Solar panels are nothing new. The ability to produce electricity directly from the sun’s rays via the photovoltaic effect has been around for over half a century. Since their invention, strides have been made in cost reduction and efficiency improvement, but certain factors continue to hold them back from being used by the public in everyday usage. Besides cost, which unfortunately is still too high for most people to see a return on investment in a reasonable amount of time, the other big obstacle is rigidity. Rigidity is fine for things like a solar power plant or a space station, but it doesn’t work for everything.
Most commercially available solar panels are still manufactured the same way they have been for decades. To put it overly simply and quite boringly, crystalline silicon discs are doped with boron and phosphorous and bonded to metal conductors to create a solar cell. The manufacturing process usually involves creating the solar cells on a rigid surface, such as glass, to have the highest quality and electrical efficiency. In order to get away from the limitations of rigid solar panels, flexible solar panels were developed in the late 1970’s. Remember those solar powered calculators that started turning up everywhere in the late 1970’s and early 1980’s? Of course you don’t, you’re too young! But seriously, those had flexible solar panels in them.

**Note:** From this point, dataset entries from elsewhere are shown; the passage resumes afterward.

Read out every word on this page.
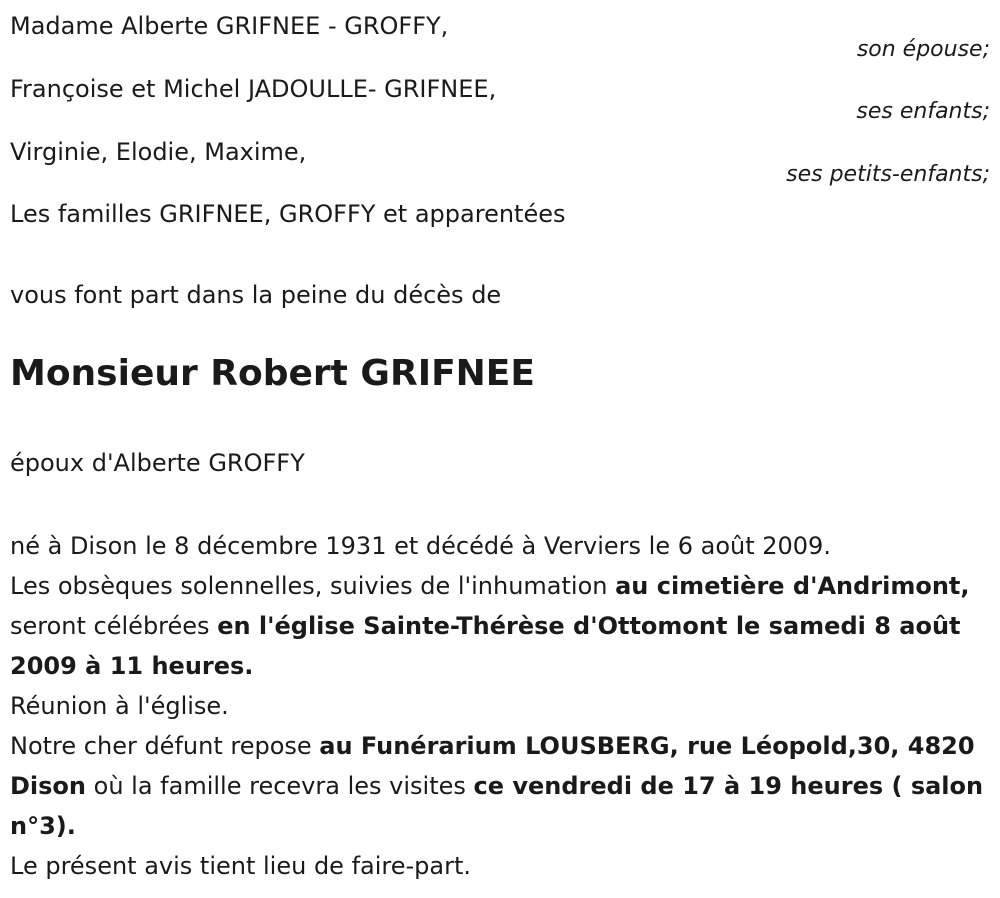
Madame Alberte GRIFNEE - GROFFY,
son épouse;
Françoise et Michel JADOULLE- GRIFNEE,
ses enfants;
Virginie, Elodie, Maxime,
ses petits-enfants;
Les familles GRIFNEE, GROFFY et apparentées
vous font part dans la peine du décès de
Monsieur Robert GRIFNEE
époux d'Alberte GROFFY

né à Dison le 8 décembre 1931 et décédé à Verviers le 6 août 2009.

Les obsèques solennelles, suivies de l'inhumation au cimetière d'Andrimont, seront célébrées en l'église Sainte-Thérèse d'Ottomont le samedi 8 août 2009 à 11 heures.

Réunion à l'église.

Notre cher défunt repose au Funérarium LOUSBERG, rue Léopold,30, 4820 Dison où la famille recevra les visites ce vendredi de 17 à 19 heures ( salon n°3).

Le présent avis tient lieu de faire-part.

However, there is a big drawback when moving from rigid to flexible solar panels: a significant loss of efficiency. Assistant Professor of Mechanical Engineering at Stanford University, Xiaolin Zheng, explained this loss of efficiency as being caused by the flexible substrate, or backing material for the cells, which can’t tolerate the high temperatures and chemicals used to manufacture rigid solar panels. This forces flexible solar panel manufacturers to use different methods which decrease the efficiency of the solar cells or to use more expensive substrate materials to get similar efficiency to rigid panels.

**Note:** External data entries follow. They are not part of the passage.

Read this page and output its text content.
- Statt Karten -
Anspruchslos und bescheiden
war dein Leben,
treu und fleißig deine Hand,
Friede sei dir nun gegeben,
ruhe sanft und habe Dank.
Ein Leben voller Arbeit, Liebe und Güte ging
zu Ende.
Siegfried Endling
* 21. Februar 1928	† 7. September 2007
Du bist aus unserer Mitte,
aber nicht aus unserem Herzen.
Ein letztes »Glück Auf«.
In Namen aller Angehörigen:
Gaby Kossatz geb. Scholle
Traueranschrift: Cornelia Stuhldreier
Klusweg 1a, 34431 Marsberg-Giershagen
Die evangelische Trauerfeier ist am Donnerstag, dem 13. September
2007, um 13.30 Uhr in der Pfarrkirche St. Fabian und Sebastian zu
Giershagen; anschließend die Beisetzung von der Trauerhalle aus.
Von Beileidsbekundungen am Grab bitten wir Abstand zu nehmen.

To get around this, Zheng, who was the principal author of the original paper on this new technology published in Scientific Reports, has created a method for solar cell manufacturing that retains the best of both worlds. The new method involves fabricating the solar cell on a rigid substrate and then separating the solar cell “film” from the rigid backing with a layer of nickel and a water bath. The film, which is the actual electricity producing portion of the solar panel, is then freed to be attached to any surface imaginable, and the rigid backing can be reused to make more solar sheets.
If this product becomes commercially available for a reasonable price, the possible uses are nearly endless. The solar stickers could be attached to buildings, windows, roofs, clothing, laptops, etc. There would be no object too small or too large. The car wrap industry would probably come out with “solar wraps” that you can roll out and stick on to your car’s exterior. I would like to see a wide brim hat for working outside that is covered in this solar tape so I could charge my iPod as I’m listening to it. How about a dog vest covered in it? Then when somebody asks why you leave your dog outside in the hot summer sun, you can say “He’s powering our home.”
This technology will drastically change the way solar power is integrated into a product. Currently the question is “Ok now where does our panel go?”, but now the question becomes “How much spare surface area do we have?”